U.S. Supreme Court decision halts expanded economic opportunity for immigrants

Clark Biegler
Jun 23, 2016

Today’s disappointing decision from the U.S. Supreme Court halts proposed actions to expand opportunity for an estimated 3.9 million unauthorized immigrants across the nation, including 30,000 in Minnesota.

The U.S. Supreme Court announced a split 4-4 ruling today, leaving the nationwide delay of President Barack Obama’s 2014 executive action in effect. The U.S. Supreme Court currently has an empty seat due to Justice Antonin Scalia’s death earlier this year, making the possibility of split decisions much more common.

In November 2014, Obama introduced an executive action that expanded Deferred Action for Childhood Arrivals (DACA) and created the new Deferred Action for Parents of Americans and Lawful Permanent Residents (DAPA). These would allow undocumented immigrants who came into the country as children, as well as parents of U.S. citizens or lawful permanent residents, to request relief from deportation and receive work permits that would last for three years. However, a lawsuit brought by 26 states, and upheld by the U.S. Supreme Court today, prevented those actions from going into effect.

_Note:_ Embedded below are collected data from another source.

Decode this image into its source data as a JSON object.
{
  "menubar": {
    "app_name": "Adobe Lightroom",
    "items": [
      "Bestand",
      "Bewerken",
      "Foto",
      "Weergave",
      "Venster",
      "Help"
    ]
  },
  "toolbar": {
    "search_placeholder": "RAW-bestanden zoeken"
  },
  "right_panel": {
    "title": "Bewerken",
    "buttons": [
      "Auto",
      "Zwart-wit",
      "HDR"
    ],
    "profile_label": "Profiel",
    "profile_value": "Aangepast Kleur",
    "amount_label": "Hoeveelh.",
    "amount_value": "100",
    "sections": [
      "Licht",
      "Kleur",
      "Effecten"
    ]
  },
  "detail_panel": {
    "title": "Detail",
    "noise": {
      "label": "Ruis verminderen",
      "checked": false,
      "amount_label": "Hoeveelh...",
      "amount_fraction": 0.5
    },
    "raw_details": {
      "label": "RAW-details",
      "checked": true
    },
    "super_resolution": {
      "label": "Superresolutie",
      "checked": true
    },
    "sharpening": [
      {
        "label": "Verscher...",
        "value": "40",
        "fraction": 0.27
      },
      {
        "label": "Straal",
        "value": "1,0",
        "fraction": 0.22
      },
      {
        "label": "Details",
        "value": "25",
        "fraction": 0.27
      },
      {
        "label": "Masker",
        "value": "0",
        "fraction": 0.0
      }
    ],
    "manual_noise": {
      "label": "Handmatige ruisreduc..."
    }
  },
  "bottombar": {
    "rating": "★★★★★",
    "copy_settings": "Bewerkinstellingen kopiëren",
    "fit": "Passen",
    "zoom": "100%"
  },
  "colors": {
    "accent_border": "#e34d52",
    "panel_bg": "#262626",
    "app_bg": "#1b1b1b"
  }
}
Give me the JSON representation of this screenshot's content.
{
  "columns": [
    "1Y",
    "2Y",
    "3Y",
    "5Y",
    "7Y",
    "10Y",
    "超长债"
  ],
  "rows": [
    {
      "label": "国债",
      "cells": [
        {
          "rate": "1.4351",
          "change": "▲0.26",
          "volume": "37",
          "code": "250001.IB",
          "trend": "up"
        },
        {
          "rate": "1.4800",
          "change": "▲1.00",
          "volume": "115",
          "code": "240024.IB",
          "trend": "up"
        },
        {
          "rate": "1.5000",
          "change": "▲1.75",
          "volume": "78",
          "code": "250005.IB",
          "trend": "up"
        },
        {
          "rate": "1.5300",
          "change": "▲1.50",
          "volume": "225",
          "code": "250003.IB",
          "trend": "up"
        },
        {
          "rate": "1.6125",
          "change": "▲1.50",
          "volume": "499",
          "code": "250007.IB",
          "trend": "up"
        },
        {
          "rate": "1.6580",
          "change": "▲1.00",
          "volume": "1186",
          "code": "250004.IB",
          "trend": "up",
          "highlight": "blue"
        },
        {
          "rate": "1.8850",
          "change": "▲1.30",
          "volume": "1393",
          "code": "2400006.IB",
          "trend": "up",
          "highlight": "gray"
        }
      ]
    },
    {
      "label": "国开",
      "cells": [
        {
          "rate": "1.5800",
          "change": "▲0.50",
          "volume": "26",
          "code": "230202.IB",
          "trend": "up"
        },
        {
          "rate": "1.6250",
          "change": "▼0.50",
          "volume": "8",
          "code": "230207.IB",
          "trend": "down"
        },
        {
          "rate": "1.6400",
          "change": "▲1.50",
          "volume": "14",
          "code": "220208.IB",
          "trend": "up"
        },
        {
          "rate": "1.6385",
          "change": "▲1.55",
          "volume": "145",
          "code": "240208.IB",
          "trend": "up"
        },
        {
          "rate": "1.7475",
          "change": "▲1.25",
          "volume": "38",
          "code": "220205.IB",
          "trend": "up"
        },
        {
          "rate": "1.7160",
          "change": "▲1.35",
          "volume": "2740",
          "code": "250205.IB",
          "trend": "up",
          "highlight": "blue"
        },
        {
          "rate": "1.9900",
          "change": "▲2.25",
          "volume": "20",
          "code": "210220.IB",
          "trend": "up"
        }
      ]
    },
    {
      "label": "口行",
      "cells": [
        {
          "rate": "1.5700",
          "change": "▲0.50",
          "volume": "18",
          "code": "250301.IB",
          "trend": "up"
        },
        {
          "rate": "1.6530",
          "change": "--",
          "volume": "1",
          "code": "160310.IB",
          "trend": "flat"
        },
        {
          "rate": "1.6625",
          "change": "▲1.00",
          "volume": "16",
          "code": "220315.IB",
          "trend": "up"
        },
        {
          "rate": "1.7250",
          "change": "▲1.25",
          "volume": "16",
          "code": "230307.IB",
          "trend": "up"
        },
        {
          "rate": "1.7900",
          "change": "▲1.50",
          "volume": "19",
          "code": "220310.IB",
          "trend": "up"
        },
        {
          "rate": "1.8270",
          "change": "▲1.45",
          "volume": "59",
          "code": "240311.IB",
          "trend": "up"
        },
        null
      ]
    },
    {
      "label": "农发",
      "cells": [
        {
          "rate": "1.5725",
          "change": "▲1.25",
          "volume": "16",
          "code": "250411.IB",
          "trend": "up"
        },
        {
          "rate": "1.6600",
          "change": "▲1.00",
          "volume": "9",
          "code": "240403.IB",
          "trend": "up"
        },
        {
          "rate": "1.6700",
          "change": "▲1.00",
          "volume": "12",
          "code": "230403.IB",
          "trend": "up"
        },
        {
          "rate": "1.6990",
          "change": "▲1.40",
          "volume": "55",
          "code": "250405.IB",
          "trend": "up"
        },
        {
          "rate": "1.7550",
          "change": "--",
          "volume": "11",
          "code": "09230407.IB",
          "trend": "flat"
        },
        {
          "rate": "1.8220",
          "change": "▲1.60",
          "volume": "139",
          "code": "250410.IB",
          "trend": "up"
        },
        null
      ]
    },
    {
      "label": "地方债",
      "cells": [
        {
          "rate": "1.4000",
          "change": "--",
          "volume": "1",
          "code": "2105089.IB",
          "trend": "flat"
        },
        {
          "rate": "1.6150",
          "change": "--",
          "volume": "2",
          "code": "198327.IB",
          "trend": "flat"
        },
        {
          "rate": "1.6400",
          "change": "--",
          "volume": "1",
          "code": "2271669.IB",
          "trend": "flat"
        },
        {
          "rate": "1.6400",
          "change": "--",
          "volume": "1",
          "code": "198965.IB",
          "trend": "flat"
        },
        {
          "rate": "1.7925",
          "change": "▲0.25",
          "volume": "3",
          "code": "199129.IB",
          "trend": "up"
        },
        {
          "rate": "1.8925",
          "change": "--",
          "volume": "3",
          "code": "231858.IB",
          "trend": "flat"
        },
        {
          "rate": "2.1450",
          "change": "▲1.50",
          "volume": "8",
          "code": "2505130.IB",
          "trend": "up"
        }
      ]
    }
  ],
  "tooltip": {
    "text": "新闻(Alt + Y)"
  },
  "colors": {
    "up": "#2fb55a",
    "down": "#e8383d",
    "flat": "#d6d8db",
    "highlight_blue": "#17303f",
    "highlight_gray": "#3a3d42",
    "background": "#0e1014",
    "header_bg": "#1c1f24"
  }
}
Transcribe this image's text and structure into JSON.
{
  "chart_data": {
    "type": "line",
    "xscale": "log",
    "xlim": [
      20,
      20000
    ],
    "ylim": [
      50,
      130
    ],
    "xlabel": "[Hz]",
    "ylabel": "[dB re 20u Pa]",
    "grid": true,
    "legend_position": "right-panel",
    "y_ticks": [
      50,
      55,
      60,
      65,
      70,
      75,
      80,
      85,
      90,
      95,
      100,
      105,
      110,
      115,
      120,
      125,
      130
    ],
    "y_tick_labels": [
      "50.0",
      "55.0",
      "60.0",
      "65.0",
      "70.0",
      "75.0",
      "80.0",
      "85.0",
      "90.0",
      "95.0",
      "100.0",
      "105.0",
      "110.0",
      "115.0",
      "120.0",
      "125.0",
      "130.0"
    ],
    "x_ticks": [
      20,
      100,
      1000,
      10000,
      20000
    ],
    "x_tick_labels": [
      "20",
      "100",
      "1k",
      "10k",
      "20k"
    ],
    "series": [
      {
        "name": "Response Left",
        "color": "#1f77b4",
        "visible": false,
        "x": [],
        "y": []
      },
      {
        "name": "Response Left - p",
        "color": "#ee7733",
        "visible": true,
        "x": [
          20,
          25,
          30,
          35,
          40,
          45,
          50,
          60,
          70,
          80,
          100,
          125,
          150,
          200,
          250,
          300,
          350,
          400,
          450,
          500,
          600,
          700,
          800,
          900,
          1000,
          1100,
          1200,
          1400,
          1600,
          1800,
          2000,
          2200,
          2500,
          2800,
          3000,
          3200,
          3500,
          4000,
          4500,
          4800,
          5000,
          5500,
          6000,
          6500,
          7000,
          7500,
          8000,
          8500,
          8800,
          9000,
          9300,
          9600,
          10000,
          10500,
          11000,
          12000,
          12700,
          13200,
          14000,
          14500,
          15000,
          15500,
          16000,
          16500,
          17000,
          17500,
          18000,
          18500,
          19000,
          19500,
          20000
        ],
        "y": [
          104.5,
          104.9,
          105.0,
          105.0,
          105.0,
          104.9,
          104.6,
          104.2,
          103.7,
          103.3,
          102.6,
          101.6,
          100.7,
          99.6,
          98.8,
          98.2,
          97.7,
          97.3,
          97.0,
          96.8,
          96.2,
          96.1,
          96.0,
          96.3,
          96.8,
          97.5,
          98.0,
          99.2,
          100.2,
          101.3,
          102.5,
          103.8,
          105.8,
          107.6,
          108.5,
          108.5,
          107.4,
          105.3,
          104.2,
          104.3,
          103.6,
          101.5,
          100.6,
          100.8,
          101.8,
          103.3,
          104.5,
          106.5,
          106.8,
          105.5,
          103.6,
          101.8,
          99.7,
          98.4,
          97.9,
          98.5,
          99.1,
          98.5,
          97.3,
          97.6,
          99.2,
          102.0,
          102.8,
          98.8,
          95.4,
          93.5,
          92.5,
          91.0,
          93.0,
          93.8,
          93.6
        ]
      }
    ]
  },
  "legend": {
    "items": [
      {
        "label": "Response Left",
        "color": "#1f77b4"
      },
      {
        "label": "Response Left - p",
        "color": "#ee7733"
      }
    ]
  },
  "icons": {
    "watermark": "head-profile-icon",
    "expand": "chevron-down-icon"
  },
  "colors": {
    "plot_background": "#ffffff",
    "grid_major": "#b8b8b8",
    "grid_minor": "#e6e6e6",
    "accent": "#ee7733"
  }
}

The executive action sought to recognize the contributions these residents make to their local communities and economies, and would keep families together who already call the United States their home. Obama’s action also would provide an economic boost by strengthening the country’s workforce, as young people who grew up here could advance their educations and careers, and workers could increase their earnings through jobs that better match their skills. As a result, it’s estimated that full implementation of DACA and DAPA could improve the Minnesota economy by $1.7 billion over 10 years.

Obama’s executive action would be a common-sense way to provide a more stable status to immigrants living in our communities. Next steps for the executive action to proceed are unclear at the moment, but it is possible that the U.S. Supreme Court could schedule the case for another argument when it has a full court of nine justices again.